Il circuito delle Città Creative dell’UNESCO nasce nel 2004 come evoluzione del progetto ‘Global Alliance for Cultural Diversity initiative’ organizzato dalla medesima istituzione nel 2002. il network è costituito per promuovere lo sviluppo sociale, economico e culturale delle città in tutto il mondo, dai paesi sviluppati a quelli in via di sviluppo.
Una volta inclusa nel network, una città ha l’occasione di condividere esperienze e creare nuove opportunità su scala globale.
Uno degli ingredienti-chiave è la creazione di una partnership tra settore pubblico e privato per liberare il potenziale creativo a livello di piccole e medie imprese, che giocano un ruolo fondamentale per l’economia.
Il Circuito è in espansione, con oltre 20 città il cui caso è all’esame dell’UNESCO per l’affiliazione.

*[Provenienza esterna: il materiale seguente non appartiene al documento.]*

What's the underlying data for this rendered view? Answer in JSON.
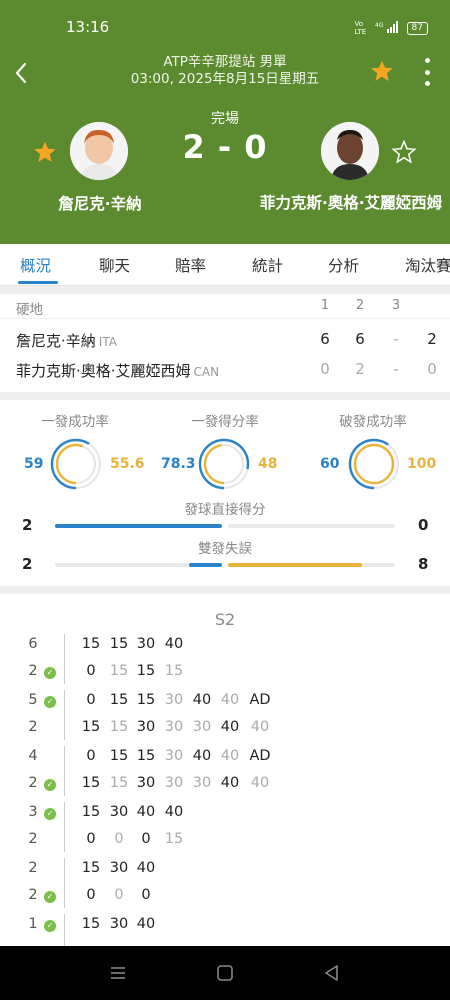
{
  "status_bar": {
    "time": "13:16",
    "net1": "Vo LTE",
    "net2": "4G",
    "battery": "87"
  },
  "header": {
    "tournament": "ATP辛辛那提站 男單",
    "datetime": "03:00, 2025年8月15日星期五",
    "status": "完場",
    "score": "2 - 0",
    "player1": {
      "name": "詹尼克·辛納",
      "favorite": true
    },
    "player2": {
      "name": "菲力克斯·奧格·艾麗婭西姆",
      "favorite": false
    }
  },
  "tabs": [
    {
      "label": "概況",
      "active": true
    },
    {
      "label": "聊天",
      "active": false
    },
    {
      "label": "賠率",
      "active": false
    },
    {
      "label": "統計",
      "active": false
    },
    {
      "label": "分析",
      "active": false
    },
    {
      "label": "淘汰賽",
      "active": false
    }
  ],
  "sets": {
    "surface": "硬地",
    "columns": [
      "1",
      "2",
      "3"
    ],
    "rows": [
      {
        "name": "詹尼克·辛納",
        "country": "ITA",
        "s1": "6",
        "s2": "6",
        "s3": "-",
        "total": "2"
      },
      {
        "name": "菲力克斯·奧格·艾麗婭西姆",
        "country": "CAN",
        "s1": "0",
        "s2": "2",
        "s3": "-",
        "total": "0"
      }
    ]
  },
  "stats": {
    "donuts": [
      {
        "title": "一發成功率",
        "left": "59",
        "right": "55.6",
        "left_pct": 59,
        "right_pct": 55.6
      },
      {
        "title": "一發得分率",
        "left": "78.3",
        "right": "48",
        "left_pct": 78.3,
        "right_pct": 48
      },
      {
        "title": "破發成功率",
        "left": "60",
        "right": "100",
        "left_pct": 60,
        "right_pct": 100
      }
    ],
    "bars": [
      {
        "title": "發球直接得分",
        "left": "2",
        "right": "0",
        "left_frac": 1.0,
        "right_frac": 0.0
      },
      {
        "title": "雙發失誤",
        "left": "2",
        "right": "8",
        "left_frac": 0.2,
        "right_frac": 0.8
      }
    ]
  },
  "colors": {
    "header": "#5b8a2f",
    "blue": "#2a83c8",
    "gold": "#e8b33a",
    "check": "#7bc04b",
    "star": "#f5a623"
  },
  "point_by_point": {
    "set_label": "S2",
    "games": [
      {
        "top_num": "6",
        "top_check": false,
        "top_points": [
          "15",
          "15",
          "30",
          "40"
        ],
        "bottom_num": "2",
        "bottom_check": true,
        "bottom_points": [
          "0",
          "15",
          "15",
          "15"
        ]
      },
      {
        "top_num": "5",
        "top_check": true,
        "top_points": [
          "0",
          "15",
          "15",
          "30",
          "40",
          "40",
          "AD"
        ],
        "bottom_num": "2",
        "bottom_check": false,
        "bottom_points": [
          "15",
          "15",
          "30",
          "30",
          "30",
          "40",
          "40"
        ]
      },
      {
        "top_num": "4",
        "top_check": false,
        "top_points": [
          "0",
          "15",
          "15",
          "30",
          "40",
          "40",
          "AD"
        ],
        "bottom_num": "2",
        "bottom_check": true,
        "bottom_points": [
          "15",
          "15",
          "30",
          "30",
          "30",
          "40",
          "40"
        ]
      },
      {
        "top_num": "3",
        "top_check": true,
        "top_points": [
          "15",
          "30",
          "40",
          "40"
        ],
        "bottom_num": "2",
        "bottom_check": false,
        "bottom_points": [
          "0",
          "0",
          "0",
          "15"
        ]
      },
      {
        "top_num": "2",
        "top_check": false,
        "top_points": [
          "15",
          "30",
          "40"
        ],
        "bottom_num": "2",
        "bottom_check": true,
        "bottom_points": [
          "0",
          "0",
          "0"
        ]
      },
      {
        "top_num": "1",
        "top_check": true,
        "top_points": [
          "15",
          "30",
          "40"
        ],
        "bottom_num": "",
        "bottom_check": false,
        "bottom_points": []
      }
    ]
  },
  "nav": {
    "icons": [
      "menu-icon",
      "home-icon",
      "back-icon"
    ]
  }
}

Il focus del progetto è incentrato sulla dimensione urbana in quanto:

  • le città comprendono tutte le componenti della filiera delle industrie creative, dall’atto della creazione artistico-culturale
  • le città sono incubatori perfetti di cluster creativi, con la tensione giusta a connettersi ad altre città per far riverberare il potenziale creativo a livello globale
  • le città sono della grandezza giusta per intercettare gli stimoli culturali locali e contemporaneamente fungerne da trampolino per la proiezione sulla scena internazionale

Oggi più della metà della popolazione mondiale vive nelle città, ed il concetto stesso delle ‘Creative Cities’ è basato sulla convinzione che la cultura giochi un ruolo fondamentale nella evoluzione e nel rinnovamento delle città stesse, con la creatività che diviene un elemento chiave per tutte le istituzioni nella pianificazione economica.

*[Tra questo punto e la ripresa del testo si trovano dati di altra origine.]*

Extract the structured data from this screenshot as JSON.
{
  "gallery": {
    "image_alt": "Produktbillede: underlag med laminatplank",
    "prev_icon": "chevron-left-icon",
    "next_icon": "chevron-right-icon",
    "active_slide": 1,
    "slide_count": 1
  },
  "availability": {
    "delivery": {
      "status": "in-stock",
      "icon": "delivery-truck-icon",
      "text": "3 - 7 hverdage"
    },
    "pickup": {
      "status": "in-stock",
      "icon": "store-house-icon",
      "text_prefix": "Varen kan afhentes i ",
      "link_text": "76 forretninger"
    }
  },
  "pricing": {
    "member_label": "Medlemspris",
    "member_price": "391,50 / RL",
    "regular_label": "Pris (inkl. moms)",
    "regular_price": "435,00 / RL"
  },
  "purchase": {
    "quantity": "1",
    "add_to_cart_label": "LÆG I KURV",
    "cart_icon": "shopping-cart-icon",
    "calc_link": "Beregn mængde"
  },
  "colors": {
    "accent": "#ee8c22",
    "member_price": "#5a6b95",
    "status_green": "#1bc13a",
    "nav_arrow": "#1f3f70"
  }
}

La visione delle Città Creative si ispira al concetto essenziale di “Economia Creativa” e di “Industrie Creative” definite dal UK Government Department for Culture, Media and Sport (DCMS) come “le industrie che hanno origine nelle competenze creative individuali e sono in grado di generare lavoro e sviluppo economico mediante la generazione e lo sfruttamento di proprietà intellettuali”.